Сначала долго ехали в автобусе на какое-то далекое новое кладбище, где Глеб никогда не бывал. Катафалк застрял в пробке, долго ждали у кладбищенской конторы, потом шли до восьмого квадрата, где будет захоронение. Глеб высматривал в толпе знакомых и никого не находил, кроме Ирки, Светки и Феликса. Это, впрочем, ничего не значит: Глеб понимал, что его поразительная способность никого не узнавать — чересчур даже для матшкольного мальчика, которого формулы интересуют больше живых людей.

Когда Глебу было шесть лет, он однажды играл во дворе и услышал, как его кто-то зовет. Маленький Глеб подошел к высокому седому мужчине и серьезно сказал: "Вы знаете, родители не велят мне разговаривать с незнакомыми", — и пошел играть дальше. Мужчина оказался его дедом, он приходил в гости пару раз в месяц и не думал, что вне привычной обстановки мальчик его не узнает. Уверенный, что Глеба подучили родители, дед развернулся и ушел. Отцу стоило больших усилий его убедить, что тут не было ничьей злой воли.

Дед умер, когда Глеб был в десятом классе. Его сожгли в том же крематории, где месяцем раньше сгорел Чак. Глеб помнил, как с гордостью кинулся отвечать на технический вопрос кого-то из взрослых — когда можно говорить речи, играет ли сейчас в крематории музыка, что-то такое. Вспоминая это, он понял, что просто гордился: у него есть свой собственный мертвый, не общий, семейный, а лично его. Это было признаком взросления, чем-то вроде выпускного экзамена или первого полового акта, до которого Глебу оставался еще год. Чак и тут всех опередил.

Теперь, слушая, как комья земли падают на гроб Миши Емельнова, Глеб размышлял о том, что пережитые смерти не делают тебя ни взрослее, ни старше, потому что происходят не с тобой. Могила Емели — в восьмом ряду восьмого участка, и Глеб подумал, что Емеля остался до конца верен любимому анекдоту. Череда восьмерок проводила его в бесконечность, словно еще раз прощальным приветом повернувшись вокруг своей оси.

Хочется верить, ему бы это понравилось. Матшкольные мальчики любят цифры больше, чем живых и мертвых.

По пути к автобусу кто-то тронул Глеба за плечо. Он обернулся: высокий мужчина в дорогом пальто.

— Вы тоже знали покойного? — спросил он.

— Мы в одном классе учились, — ответил Глеб, — а Вы, простите?..

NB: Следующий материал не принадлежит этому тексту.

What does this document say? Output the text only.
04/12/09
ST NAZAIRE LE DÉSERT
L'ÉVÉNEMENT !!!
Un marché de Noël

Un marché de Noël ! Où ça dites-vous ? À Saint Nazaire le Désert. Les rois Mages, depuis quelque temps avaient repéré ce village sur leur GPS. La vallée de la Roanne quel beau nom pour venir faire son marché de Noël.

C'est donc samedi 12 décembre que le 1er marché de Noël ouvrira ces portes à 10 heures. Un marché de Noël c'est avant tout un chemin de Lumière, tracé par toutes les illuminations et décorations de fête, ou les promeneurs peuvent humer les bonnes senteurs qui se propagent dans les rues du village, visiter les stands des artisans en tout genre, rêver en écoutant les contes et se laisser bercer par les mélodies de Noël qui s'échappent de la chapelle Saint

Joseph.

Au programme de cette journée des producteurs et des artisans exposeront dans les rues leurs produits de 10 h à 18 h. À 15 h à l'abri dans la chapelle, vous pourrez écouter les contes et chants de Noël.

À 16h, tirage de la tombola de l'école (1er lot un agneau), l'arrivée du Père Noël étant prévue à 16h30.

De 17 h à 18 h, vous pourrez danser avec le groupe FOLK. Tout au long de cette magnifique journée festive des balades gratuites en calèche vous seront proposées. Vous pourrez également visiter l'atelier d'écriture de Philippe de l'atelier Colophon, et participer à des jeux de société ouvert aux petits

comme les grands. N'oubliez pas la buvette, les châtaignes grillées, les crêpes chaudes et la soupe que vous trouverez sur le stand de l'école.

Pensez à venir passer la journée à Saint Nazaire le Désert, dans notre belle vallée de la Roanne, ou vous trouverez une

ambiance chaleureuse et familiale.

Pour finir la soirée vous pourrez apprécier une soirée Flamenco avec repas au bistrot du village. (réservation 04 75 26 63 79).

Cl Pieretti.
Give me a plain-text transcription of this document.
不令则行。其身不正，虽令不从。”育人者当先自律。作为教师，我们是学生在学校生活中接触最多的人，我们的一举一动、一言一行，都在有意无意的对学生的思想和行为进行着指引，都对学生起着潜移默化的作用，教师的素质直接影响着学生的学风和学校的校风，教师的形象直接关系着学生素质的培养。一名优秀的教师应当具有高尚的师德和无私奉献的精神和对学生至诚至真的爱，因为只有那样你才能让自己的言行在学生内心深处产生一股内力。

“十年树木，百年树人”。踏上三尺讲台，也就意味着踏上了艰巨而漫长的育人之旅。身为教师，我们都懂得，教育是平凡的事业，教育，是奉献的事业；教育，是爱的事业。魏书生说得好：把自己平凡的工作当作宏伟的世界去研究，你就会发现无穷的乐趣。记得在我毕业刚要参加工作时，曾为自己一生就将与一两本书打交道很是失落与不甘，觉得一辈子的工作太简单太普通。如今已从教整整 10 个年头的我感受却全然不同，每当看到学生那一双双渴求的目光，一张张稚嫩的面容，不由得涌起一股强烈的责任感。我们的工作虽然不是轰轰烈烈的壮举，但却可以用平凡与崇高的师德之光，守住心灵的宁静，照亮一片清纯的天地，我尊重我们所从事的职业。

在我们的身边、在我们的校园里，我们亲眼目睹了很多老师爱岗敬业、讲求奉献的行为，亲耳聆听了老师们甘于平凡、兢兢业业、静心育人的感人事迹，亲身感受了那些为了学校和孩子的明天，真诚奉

— Извините, — мужчина чуть заметно улыбнулся. — Я вижу, вы меня не узнали. Я Влад Крутицкий, мы виделись в офисе у Шаневича и потом еще в «Пропаганде».

— Простите, — сказал Глеб и соврал, как обычно в таких случаях: — Я близорук и поэтому…

— Ничего страшного, — кивнул Крутицкий.

Он замолчал и, не желая быть невежливым, Глеб спросил:

— Вы, вроде, еще и с Тимом Шварцером работаете?

— Я думал об этом, — сказал Крутицкий, — но сейчас, видимо, сверну отношения. Какой-то детский сад.

— Детский сад? — не понял Глеб.

— Ну да. Эти люди не умеют заниматься бизнесом. Вот взять хотя бы вашего одноклассника Витю Абрамова. Я ему полгода назад говорил, что как раз сейчас выясняется, может ли он заниматься бизнесом. Потому что время халявы прошло. По уму надо было Вите уволить половину сотрудников: всяких девочек из бухгалтерии, Мишу Емельянова, царство ему небесное. Вот тогда бы я в Витю поверил.

— Теперь это, наверное, уже неважно, — сказал Глеб.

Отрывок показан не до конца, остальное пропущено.